Koreless: house da camera
Nell’album d’esordio Agor il produttore gallese Koreless prova a rendere “classica” la dance music
Di Koreless si sa che aveva un nonno esorcista, addirittura autore di un libro – Holy Ghostbuster – sul tema, ed è avido lettore di fantascienza, Ballard in particolare, con una predilezione per l’anatomia degli incidenti automobilistici descritta in Crash: «Eventi violenti che accadono così lentamente da diventare quasi meravigliosi», afferma.

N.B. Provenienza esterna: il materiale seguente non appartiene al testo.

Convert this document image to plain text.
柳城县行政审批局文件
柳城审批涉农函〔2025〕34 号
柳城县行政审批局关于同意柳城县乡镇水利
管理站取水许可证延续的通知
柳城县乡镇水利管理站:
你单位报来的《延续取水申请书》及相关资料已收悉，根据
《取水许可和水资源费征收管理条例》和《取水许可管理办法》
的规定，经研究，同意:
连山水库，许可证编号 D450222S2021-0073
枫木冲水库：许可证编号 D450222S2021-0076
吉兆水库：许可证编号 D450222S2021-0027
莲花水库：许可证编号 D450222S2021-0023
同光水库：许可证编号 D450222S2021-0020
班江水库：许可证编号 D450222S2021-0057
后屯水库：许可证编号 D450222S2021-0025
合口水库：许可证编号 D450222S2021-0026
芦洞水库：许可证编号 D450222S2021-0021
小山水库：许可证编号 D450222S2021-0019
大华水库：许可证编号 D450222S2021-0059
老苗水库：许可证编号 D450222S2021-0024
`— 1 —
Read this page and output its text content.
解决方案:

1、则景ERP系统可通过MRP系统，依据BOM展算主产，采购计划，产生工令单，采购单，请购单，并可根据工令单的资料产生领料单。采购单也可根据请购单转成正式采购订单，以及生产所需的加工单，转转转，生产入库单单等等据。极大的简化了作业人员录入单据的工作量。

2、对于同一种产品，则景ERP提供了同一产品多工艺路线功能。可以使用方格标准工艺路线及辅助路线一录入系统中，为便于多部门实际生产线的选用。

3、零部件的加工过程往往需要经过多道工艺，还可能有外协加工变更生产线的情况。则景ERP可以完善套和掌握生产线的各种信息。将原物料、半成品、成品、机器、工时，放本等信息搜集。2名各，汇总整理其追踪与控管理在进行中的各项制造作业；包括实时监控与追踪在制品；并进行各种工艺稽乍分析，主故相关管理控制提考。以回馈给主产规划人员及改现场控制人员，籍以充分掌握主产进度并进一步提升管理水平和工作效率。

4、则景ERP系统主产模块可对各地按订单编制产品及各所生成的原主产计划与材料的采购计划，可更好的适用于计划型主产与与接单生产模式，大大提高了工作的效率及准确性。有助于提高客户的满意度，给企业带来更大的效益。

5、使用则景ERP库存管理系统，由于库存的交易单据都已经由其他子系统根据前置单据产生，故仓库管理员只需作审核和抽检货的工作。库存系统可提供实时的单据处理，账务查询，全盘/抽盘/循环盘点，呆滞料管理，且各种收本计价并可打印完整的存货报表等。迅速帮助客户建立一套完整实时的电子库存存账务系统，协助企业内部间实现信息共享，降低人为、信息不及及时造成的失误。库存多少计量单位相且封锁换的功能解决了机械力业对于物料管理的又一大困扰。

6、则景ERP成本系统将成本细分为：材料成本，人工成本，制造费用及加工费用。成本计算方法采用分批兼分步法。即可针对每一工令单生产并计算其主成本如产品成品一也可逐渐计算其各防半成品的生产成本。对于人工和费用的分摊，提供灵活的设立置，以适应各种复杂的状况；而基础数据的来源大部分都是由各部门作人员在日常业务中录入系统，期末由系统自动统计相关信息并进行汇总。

Gallese emigrato a Glasgow per ragioni di studio (è laureato in Ingegneria Navale), il trentenne Lewis Roberts agisce dall’inizio del decennio scorso sotto lo pseudonimo Koreless, con il quale aveva firmato finora un paio di EP e alcuni singoli, oltre a lavorare insieme a Sampha, SBTRKT e soprattutto FKA Twigs, in occasione del quotatissimo Magdalene: una presenza defilata nel panorama del suono elettronico contemporaneo, dunque, conforme al temperamento elusivo del personaggio.
Adesso viene il suo momento: Agor – intitolato con il vocabolo che in gaelico significa “aperto” – è il primo album in carriera, dopo cinque anni di preparazione. Considerandone la taglia, una decina di tracce nell’arco di poco più di mezz’ora, verrebbe da usare il frusto adagio a proposito del topolino partorito dalla montagna. L’interessato spiega che ciò è dovuto a una cura maniacale del dettaglio, paragonandola alla pignoleria con cui Derek Jarman riscrisse 17 volte la sceneggiatura di Caravaggio, prima di giungere alla versione definitiva. Esaurite le premesse, dovendone localizzare il senso espressivo, è utile identificare i vettori dominanti: da un lato un’aspirazione neoclassica (manifestata di recente nella reinvenzione di “Moonlight”, uno dei Four Sea Interludes dall’opera Peter Grimes di Benjamin Britten) e dall’altro l’elaborazione stilizzata di certi canoni della dance music.
Da quest’ultimo punto di vista, sono esemplari i riff sintetici che indirizzano brani quali “Act(s)” e “Shellshock”, punteggiati da una voce femminile resa aliena processandola attraverso codici binari, quando in “Black Rainbow” è come se un’euforia da rave fosse stata liofilizzata.
Sul fronte opposto spiccano viceversa l’ambient serafica di “Stranger”, in chiusura di sequenza, e l’architettura cameristica di “Frozen”, mentre gli episodi in cui l’amalgama tra i due fattori in gioco suona più fluido sono “White Picket Fence” e “Joy Squad”.
Ancorché non originalissimo (curiosamente sollecita ad analogie con i produttori nostrani Mana, nell’approccio all’avanguardia accademica, e Lorenzo Senni, nel trattamento “puntillista” della sintassi house), l’esperimento tentato da Koreless in Agor può dirsi comunque riuscito.